Trzymając się kurczowo tematów muzycznych: wśród kanadyjskich nowości płytowych przynajmniej dwie zasługują na baczniejsze spojrzenie.
Kilka miesięcy temu dopadły nas smutki, gdy słodka parka tworząca Handsome Furs postanowiła się rozstać, a tym samym rozwiązać zespół. Wiadomym było jednak, że Dan Boeckner długo próżnować nie zamierza - i faktycznie, po chwili sygnował już swoim nazwiskiem nowy projekt. I to w nie byle jakim towarzystwie, dołączył do niego bowiem Britt Daniel z teksaskiego Spoon, by utworzyć nową supergrupę Divine Fits. Pierwszy album - A Thing Called the Divine Fits - ukazał się przed kilkoma dniami i nie zawodzi! Chłopakom współpraca wychodzi na dobre, udało im się znaleźć ciekawe brzmienia i jakościowo stawiam ich zdecydowanie wyżej niż ostatnie dokonania Handsome Furs.

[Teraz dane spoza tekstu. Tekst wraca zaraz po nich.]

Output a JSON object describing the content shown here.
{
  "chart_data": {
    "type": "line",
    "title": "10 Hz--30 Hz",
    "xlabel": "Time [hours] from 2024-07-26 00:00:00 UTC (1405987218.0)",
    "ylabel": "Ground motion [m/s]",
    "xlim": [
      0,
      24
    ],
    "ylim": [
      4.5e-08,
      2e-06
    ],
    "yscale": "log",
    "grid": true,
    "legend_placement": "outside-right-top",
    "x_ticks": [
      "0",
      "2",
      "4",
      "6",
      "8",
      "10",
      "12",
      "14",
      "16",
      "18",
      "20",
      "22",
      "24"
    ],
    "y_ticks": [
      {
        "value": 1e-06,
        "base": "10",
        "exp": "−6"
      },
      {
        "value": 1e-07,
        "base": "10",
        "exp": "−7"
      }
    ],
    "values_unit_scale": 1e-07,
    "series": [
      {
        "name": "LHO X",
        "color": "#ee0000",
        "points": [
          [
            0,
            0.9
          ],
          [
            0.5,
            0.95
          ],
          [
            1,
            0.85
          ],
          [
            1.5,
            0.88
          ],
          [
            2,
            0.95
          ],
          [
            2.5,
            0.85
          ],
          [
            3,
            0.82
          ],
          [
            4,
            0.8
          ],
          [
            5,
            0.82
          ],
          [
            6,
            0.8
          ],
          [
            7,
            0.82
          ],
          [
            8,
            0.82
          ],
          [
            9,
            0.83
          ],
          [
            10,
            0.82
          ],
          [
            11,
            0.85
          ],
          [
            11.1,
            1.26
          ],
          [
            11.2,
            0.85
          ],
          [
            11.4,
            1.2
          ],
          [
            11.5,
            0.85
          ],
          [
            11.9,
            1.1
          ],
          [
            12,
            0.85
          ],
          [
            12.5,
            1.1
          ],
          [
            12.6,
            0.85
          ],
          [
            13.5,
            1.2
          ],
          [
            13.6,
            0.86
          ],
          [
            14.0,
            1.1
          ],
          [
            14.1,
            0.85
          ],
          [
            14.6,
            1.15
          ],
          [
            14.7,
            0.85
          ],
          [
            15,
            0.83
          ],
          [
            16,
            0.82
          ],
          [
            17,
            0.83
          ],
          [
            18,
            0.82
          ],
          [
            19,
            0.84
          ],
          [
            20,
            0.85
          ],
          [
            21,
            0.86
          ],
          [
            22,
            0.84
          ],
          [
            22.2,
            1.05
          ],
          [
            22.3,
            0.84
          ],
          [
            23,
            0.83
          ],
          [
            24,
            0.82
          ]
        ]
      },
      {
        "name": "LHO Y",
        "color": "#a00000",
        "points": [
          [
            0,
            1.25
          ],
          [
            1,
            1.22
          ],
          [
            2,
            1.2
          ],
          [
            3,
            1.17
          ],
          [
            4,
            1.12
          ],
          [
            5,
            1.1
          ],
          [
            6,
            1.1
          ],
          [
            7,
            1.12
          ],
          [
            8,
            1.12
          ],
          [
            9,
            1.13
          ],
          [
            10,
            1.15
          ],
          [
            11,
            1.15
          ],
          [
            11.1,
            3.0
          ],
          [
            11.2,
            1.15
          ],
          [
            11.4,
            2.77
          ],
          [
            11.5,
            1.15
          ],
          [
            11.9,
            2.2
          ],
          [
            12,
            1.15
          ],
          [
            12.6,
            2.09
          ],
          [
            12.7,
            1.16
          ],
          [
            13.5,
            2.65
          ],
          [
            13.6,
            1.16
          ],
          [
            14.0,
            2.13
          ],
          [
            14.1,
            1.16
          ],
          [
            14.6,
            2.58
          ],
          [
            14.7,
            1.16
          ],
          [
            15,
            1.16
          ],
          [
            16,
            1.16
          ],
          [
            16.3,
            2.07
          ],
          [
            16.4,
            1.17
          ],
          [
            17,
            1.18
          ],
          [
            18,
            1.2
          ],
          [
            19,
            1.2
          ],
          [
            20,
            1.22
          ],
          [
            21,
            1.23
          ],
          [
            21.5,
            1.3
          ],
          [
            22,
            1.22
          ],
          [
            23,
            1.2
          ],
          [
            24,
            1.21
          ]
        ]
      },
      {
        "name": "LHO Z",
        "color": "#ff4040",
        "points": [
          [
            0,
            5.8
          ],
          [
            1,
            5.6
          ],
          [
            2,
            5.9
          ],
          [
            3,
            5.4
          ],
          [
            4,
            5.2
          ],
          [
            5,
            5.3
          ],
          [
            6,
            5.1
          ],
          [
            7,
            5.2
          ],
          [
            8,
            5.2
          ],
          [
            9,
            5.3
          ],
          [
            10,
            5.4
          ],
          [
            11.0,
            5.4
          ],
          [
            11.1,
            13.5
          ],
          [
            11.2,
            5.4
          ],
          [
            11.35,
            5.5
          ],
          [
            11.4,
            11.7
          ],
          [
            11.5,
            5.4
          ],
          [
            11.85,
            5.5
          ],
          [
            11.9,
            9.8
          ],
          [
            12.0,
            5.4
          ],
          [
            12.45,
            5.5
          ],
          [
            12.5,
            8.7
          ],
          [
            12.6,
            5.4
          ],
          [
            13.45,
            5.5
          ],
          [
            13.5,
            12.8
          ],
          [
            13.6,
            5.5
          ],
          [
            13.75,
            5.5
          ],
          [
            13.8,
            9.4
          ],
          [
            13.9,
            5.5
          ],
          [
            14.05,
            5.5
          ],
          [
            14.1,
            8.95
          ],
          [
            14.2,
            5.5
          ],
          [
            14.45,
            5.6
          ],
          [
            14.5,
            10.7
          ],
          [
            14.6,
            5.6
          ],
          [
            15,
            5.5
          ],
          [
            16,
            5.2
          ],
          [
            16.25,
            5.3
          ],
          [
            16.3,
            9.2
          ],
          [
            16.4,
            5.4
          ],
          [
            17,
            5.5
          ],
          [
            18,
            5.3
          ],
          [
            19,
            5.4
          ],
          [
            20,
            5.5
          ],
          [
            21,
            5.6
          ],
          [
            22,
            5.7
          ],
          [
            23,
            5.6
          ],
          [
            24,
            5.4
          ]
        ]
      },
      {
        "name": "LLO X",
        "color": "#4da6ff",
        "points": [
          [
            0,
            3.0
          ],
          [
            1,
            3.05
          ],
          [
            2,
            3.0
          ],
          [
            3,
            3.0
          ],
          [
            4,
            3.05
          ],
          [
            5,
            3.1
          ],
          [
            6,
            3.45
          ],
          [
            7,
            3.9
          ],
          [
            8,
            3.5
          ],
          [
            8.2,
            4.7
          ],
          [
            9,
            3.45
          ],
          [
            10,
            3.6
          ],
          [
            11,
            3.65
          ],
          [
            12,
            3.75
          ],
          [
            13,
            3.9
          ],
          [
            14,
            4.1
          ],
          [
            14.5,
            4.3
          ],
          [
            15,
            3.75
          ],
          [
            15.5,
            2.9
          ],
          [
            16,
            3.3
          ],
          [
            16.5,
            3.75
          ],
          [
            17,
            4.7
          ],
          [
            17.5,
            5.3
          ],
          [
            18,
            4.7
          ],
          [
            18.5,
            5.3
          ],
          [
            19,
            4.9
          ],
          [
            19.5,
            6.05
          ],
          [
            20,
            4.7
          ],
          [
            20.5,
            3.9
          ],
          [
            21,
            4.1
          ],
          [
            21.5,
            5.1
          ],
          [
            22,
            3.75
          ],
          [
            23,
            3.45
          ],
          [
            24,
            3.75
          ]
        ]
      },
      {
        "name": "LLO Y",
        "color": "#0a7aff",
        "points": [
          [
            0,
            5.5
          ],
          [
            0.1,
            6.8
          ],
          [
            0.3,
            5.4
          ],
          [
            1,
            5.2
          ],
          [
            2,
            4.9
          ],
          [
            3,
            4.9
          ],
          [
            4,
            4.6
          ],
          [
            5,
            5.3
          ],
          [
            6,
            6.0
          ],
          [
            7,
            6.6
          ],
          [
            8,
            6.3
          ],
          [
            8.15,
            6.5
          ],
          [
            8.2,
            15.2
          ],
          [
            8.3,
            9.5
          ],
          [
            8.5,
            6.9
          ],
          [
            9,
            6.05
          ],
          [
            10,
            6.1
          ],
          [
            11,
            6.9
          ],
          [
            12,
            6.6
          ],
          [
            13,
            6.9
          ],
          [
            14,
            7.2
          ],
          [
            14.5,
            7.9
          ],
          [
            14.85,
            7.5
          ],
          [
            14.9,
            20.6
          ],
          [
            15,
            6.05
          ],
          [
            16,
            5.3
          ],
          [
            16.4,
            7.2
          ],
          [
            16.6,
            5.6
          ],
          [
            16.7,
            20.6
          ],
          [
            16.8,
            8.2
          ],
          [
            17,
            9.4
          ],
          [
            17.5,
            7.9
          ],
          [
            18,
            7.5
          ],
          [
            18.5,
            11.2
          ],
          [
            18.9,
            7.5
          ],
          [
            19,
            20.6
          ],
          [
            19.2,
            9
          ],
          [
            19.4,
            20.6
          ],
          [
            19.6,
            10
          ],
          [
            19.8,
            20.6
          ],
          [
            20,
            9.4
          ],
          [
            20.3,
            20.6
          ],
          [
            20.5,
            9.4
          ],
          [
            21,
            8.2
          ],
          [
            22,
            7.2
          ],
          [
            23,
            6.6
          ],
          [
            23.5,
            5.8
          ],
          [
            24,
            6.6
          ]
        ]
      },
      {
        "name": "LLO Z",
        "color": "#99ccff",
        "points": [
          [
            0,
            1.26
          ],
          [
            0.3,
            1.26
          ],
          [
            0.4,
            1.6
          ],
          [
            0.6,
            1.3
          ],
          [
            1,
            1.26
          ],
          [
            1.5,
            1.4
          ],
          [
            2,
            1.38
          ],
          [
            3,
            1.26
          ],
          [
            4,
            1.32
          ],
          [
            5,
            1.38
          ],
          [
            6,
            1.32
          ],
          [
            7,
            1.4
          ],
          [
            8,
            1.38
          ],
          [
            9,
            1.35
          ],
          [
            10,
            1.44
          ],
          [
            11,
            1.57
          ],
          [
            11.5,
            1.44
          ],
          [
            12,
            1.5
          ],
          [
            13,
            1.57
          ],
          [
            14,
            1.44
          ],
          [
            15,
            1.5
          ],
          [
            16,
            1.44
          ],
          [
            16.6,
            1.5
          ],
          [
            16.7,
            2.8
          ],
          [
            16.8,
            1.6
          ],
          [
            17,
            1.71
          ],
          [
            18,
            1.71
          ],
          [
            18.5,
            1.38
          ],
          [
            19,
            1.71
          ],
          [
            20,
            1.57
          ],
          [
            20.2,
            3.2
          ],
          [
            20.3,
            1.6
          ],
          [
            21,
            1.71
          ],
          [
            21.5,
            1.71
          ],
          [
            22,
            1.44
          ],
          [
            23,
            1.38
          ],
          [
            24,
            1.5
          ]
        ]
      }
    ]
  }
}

Drugim wydawnictwem wartym uwagi jest The North grupy Stars z Toronto. Bujają się oni po kanadyjskich scenach od ponad dziesięciu lat, wielkimi gwiazdami jakoś zostać nie mogą i nie zostaną nimi też zapewne przy okazji nowego albumu. Nie zmienia to jednak faktu, iż jest to album wyjątkowo udany. Elegancki i subtelny w starym stylu, ale bez nachalnej retro stylizacji. Kilka rzeczy ślicznych - jak na przykład ten rozbujany numer. Dużo gwiazdek dla Stars!
W poprzedniej notce Asia wspominała swetry - tak się składa, że NFB właśnie w tym tygodniu opowiada nam w uroczej krótkometrażowej animacji o swetrach, hokeju i małym miasteczku w Quebecu. Aż się chce wskoczyć w łyżwy (juz niedługo)!